Guillermo Padilla alistou-se em 1973, com 18 anos, cinco meses antes do golpe militar que afastou o Presidente socialista Salvador Allende.

“Gostava das fardas e da vida dos soldados, mas não tinha qualquer interesse por política“, recorda, para reconhecer que aos 21 anos, depois do muito que viu e viveu, já tinha amadurecido ‘à pressa’, transformando-se numa pessoa completamente “diferente”.

Durante meses, a missão da sua unidade era varrer localidades e sítios remotos, para procurar oponentes de Pinochet. Conta como ele e os colegas eram forçados, sob ameaça de morte, a torturarem ou violarem inocentes. Obedeciam por medo, diz, e durante muito tempo respeitou o que mais tarde lhe pediam: para não contar nada sobre as execuções, “lembrando-me que tinha família, amigos” e muito a perder.

Na verdade, escreve também o “The New York Times”, sucessivos governos têm procurado investigar os abusos dos direitos humanos praticados na época. Mas pouco tem sido alcançado.

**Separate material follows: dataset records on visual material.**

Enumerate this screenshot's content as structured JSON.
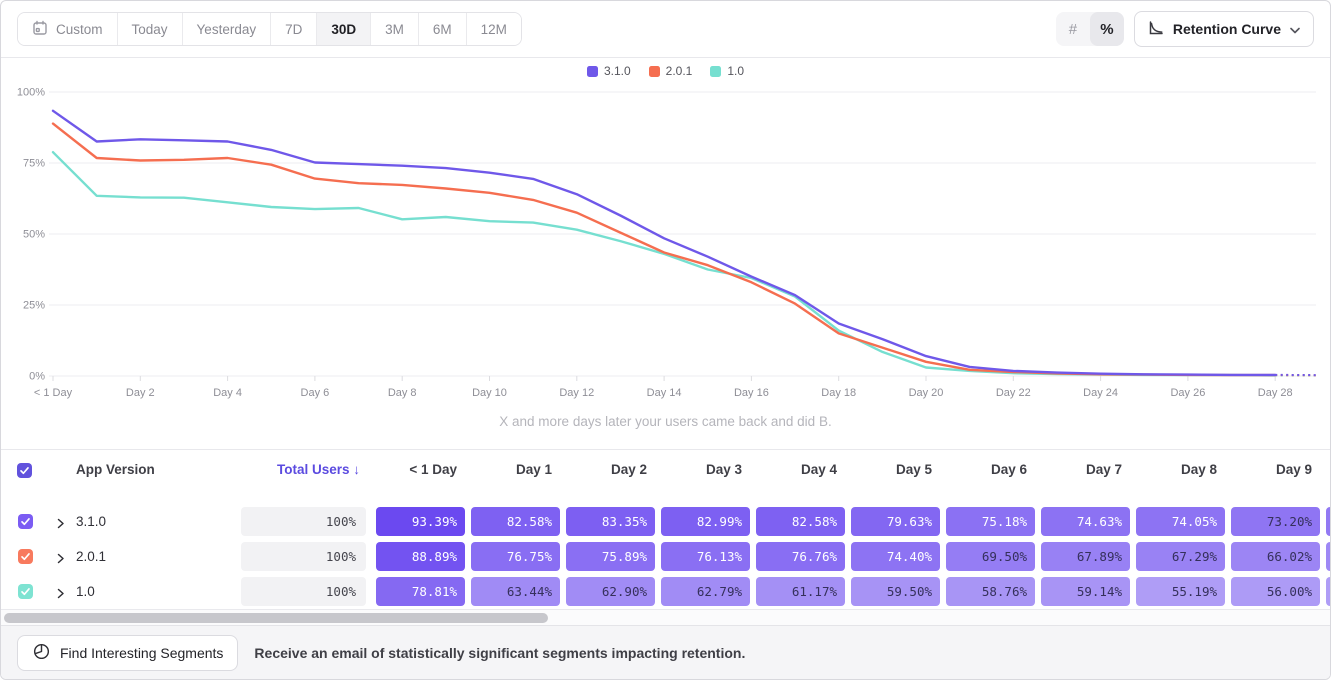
{
  "toolbar": {
    "date_ranges": [
      {
        "label": "Custom",
        "icon": "calendar",
        "selected": false
      },
      {
        "label": "Today",
        "selected": false
      },
      {
        "label": "Yesterday",
        "selected": false
      },
      {
        "label": "7D",
        "selected": false
      },
      {
        "label": "30D",
        "selected": true
      },
      {
        "label": "3M",
        "selected": false
      },
      {
        "label": "6M",
        "selected": false
      },
      {
        "label": "12M",
        "selected": false
      }
    ],
    "view_toggle": [
      {
        "name": "number-view",
        "glyph": "#",
        "selected": false
      },
      {
        "name": "percent-view",
        "glyph": "%",
        "selected": true
      }
    ],
    "chart_type_selector": {
      "label": "Retention Curve"
    }
  },
  "chart_data": {
    "type": "line",
    "subtitle": "X and more days later your users came back and did B.",
    "y_tick_labels": [
      "100%",
      "75%",
      "50%",
      "25%",
      "0%"
    ],
    "ylim": [
      0,
      100
    ],
    "x_tick_labels": [
      "< 1 Day",
      "Day 2",
      "Day 4",
      "Day 6",
      "Day 8",
      "Day 10",
      "Day 12",
      "Day 14",
      "Day 16",
      "Day 18",
      "Day 20",
      "Day 22",
      "Day 24",
      "Day 26",
      "Day 28"
    ],
    "legend_position": "top-center",
    "grid": "horizontal",
    "projection_dashed_after_day": 28,
    "series": [
      {
        "name": "3.1.0",
        "color": "#6F58E9",
        "values": [
          93.39,
          82.58,
          83.35,
          82.99,
          82.58,
          79.63,
          75.18,
          74.63,
          74.05,
          73.2,
          71.6,
          69.4,
          64.0,
          56.5,
          48.5,
          42.0,
          35.0,
          28.5,
          18.5,
          13.0,
          7.0,
          3.2,
          1.8,
          1.2,
          0.8,
          0.6,
          0.5,
          0.4,
          0.4
        ]
      },
      {
        "name": "2.0.1",
        "color": "#F56E50",
        "values": [
          88.89,
          76.75,
          75.89,
          76.13,
          76.76,
          74.4,
          69.5,
          67.89,
          67.29,
          66.02,
          64.5,
          62.0,
          57.5,
          50.5,
          43.5,
          39.0,
          33.0,
          25.5,
          15.0,
          10.0,
          5.0,
          2.2,
          1.4,
          0.9,
          0.6,
          0.5,
          0.4,
          0.3,
          0.3
        ]
      },
      {
        "name": "1.0",
        "color": "#76DFD0",
        "values": [
          78.81,
          63.44,
          62.9,
          62.79,
          61.17,
          59.5,
          58.76,
          59.14,
          55.19,
          56.0,
          54.5,
          54.0,
          51.5,
          47.5,
          43.0,
          37.5,
          34.5,
          28.0,
          16.0,
          8.5,
          3.0,
          1.8,
          1.0,
          0.7,
          0.5,
          0.4,
          0.3,
          0.3,
          0.2
        ]
      }
    ]
  },
  "table": {
    "select_all": {
      "checked": true,
      "color": "#6152DD"
    },
    "columns": {
      "app_version": "App Version",
      "total_users": "Total Users",
      "sort_indicator": "↓",
      "days": [
        "< 1 Day",
        "Day 1",
        "Day 2",
        "Day 3",
        "Day 4",
        "Day 5",
        "Day 6",
        "Day 7",
        "Day 8",
        "Day 9"
      ]
    },
    "rows": [
      {
        "version": "3.1.0",
        "checked": true,
        "color": "#7B5CF3",
        "total_users": "100%",
        "cells": [
          93.39,
          82.58,
          83.35,
          82.99,
          82.58,
          79.63,
          75.18,
          74.63,
          74.05,
          73.2
        ]
      },
      {
        "version": "2.0.1",
        "checked": true,
        "color": "#F87A5E",
        "total_users": "100%",
        "cells": [
          88.89,
          76.75,
          75.89,
          76.13,
          76.76,
          74.4,
          69.5,
          67.89,
          67.29,
          66.02
        ]
      },
      {
        "version": "1.0",
        "checked": true,
        "color": "#7EE3D2",
        "total_users": "100%",
        "cells": [
          78.81,
          63.44,
          62.9,
          62.79,
          61.17,
          59.5,
          58.76,
          59.14,
          55.19,
          56.0
        ]
      }
    ],
    "cell_style": {
      "dark": "#6A48F0",
      "light": "#AF9DF6",
      "value_range": [
        55,
        94
      ],
      "white_text_min": 74
    }
  },
  "footer": {
    "button_label": "Find Interesting Segments",
    "note": "Receive an email of statistically significant segments impacting retention."
  }
}
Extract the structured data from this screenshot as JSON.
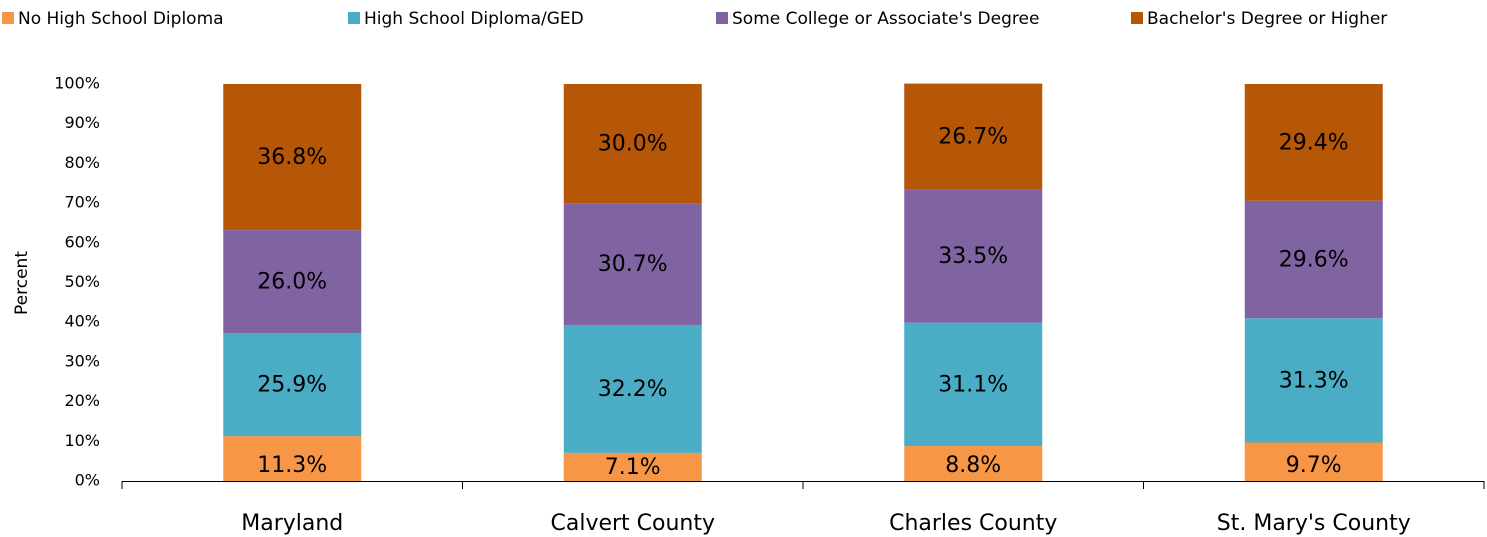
{
  "chart_data": {
    "type": "stacked_bar",
    "y_label": "Percent",
    "categories": [
      "Maryland",
      "Calvert County",
      "Charles County",
      "St. Mary's County"
    ],
    "series": [
      {
        "name": "No High School Diploma",
        "color": "#f79646",
        "values": [
          11.3,
          7.1,
          8.8,
          9.7
        ],
        "value_labels": [
          "11.3%",
          "7.1%",
          "8.8%",
          "9.7%"
        ]
      },
      {
        "name": "High School Diploma/GED",
        "color": "#4bacc6",
        "values": [
          25.9,
          32.2,
          31.1,
          31.3
        ],
        "value_labels": [
          "25.9%",
          "32.2%",
          "31.1%",
          "31.3%"
        ]
      },
      {
        "name": "Some College or Associate's Degree",
        "color": "#8064a2",
        "values": [
          26.0,
          30.7,
          33.5,
          29.6
        ],
        "value_labels": [
          "26.0%",
          "30.7%",
          "33.5%",
          "29.6%"
        ]
      },
      {
        "name": "Bachelor's Degree or Higher",
        "color": "#b65708",
        "values": [
          36.8,
          30.0,
          26.7,
          29.4
        ],
        "value_labels": [
          "36.8%",
          "30.0%",
          "26.7%",
          "29.4%"
        ]
      }
    ],
    "ylim": [
      0,
      100
    ],
    "yticks": [
      {
        "value": 0,
        "label": "0%"
      },
      {
        "value": 10,
        "label": "10%"
      },
      {
        "value": 20,
        "label": "20%"
      },
      {
        "value": 30,
        "label": "30%"
      },
      {
        "value": 40,
        "label": "40%"
      },
      {
        "value": 50,
        "label": "50%"
      },
      {
        "value": 60,
        "label": "60%"
      },
      {
        "value": 70,
        "label": "70%"
      },
      {
        "value": 80,
        "label": "80%"
      },
      {
        "value": 90,
        "label": "90%"
      },
      {
        "value": 100,
        "label": "100%"
      }
    ],
    "legend": "top"
  }
}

Cerca de 1400 militares, polícias e agentes civis foram acusados, mas apenas 117 pessoas acabaram condenadas, segundo o mais recente relatório divulgado em dezembro pelo ministério do Interior.

Ao contrário de Guillermo Padilla, poucos dos intervenientes têm a coragem de falar abertamente no passado, temendo represálias, ou lutando ainda com as marcas emocionais do que viveram.

“Para mim, chega. Vivi anos dominado pelo medo. Éramos apenas rapazes e as nossas vidas foram destruídas”, conclui.